THE PLANK MARCH 28, 2007
Appearing recently on the Laura Ingraham show, John McCain said, "We've got to stop this terrible, disgraceful earmark spending which did corrupt us, and that's why we lost the 2006 election, not because of the war in Iraq, in my view."
That's basic conservative boilerplate: We lost the election because we lost our way ideologically, not because of the war. But wait: McCain for months has been touting his support for the war despite intense public opposition. Indeed, this is the thing he holds up as defense against the charge of committing a total ideological makeover.

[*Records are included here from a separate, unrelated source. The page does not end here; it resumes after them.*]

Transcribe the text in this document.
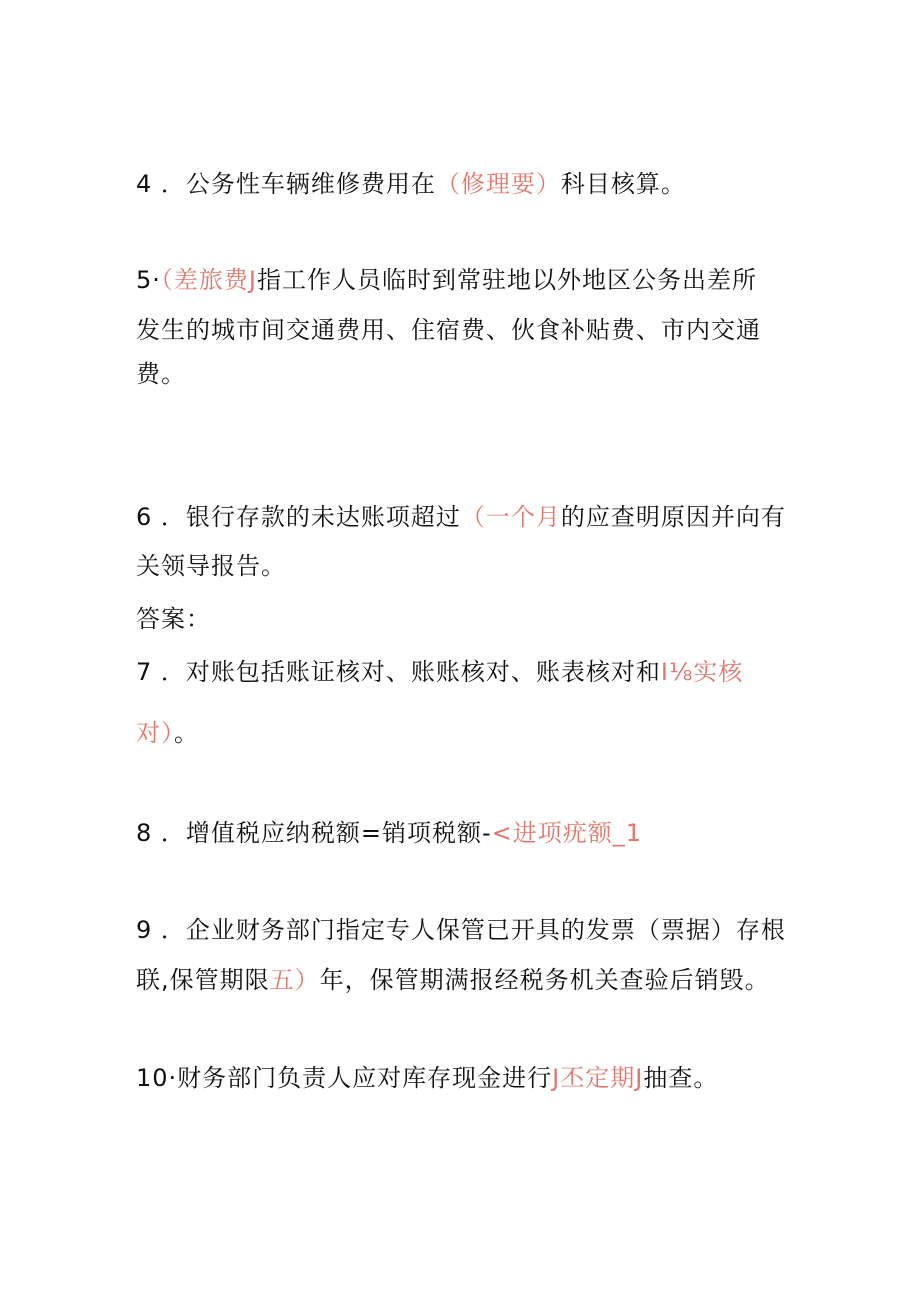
4 ．公务性车辆维修费用在（修理要）科目核算。
5·（差旅费J指工作人员临时到常驻地以外地区公务出差所
发生的城市间交通费用、住宿费、伙食补贴费、市内交通
费。
6 ．银行存款的未达账项超过（一个月的应查明原因并向有
关领导报告。
答案：
7 ．对账包括账证核对、账账核对、账表核对和I⅛实核
对）。
8 ．增值税应纳税额=销项税额-<进项疣额_1
9 ．企业财务部门指定专人保管已开具的发票（票据）存根
联,保管期限五）年，保管期满报经税务机关查验后销毁。
10·财务部门负责人应对库存现金进行J丕定期J抽查。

The press has mostly bought this line, too. For instance, The Washington Post recently reported, "Sen. John McCain (R-Ariz.) refuses to hide from what he calls 'the elephant in the room,' despite knowing full well that the issue he talks most about these days is one that could sink his campaign for the White House."
Of course this line is perfect nonsense. Yes, McCain's support for the war could sink him in the general election, but it's helping him in the GOP primary, where Bush and the war are popular. McCain is very clever to overlook the helpful dynamics in the primary while emphasizing the potential harm in the general election.
But now McCain seems to be saying the war isn't unpopular among the public. Otherwise it would have hurt in the November elections, right?
Man, keeping his story straight is making my head hurt.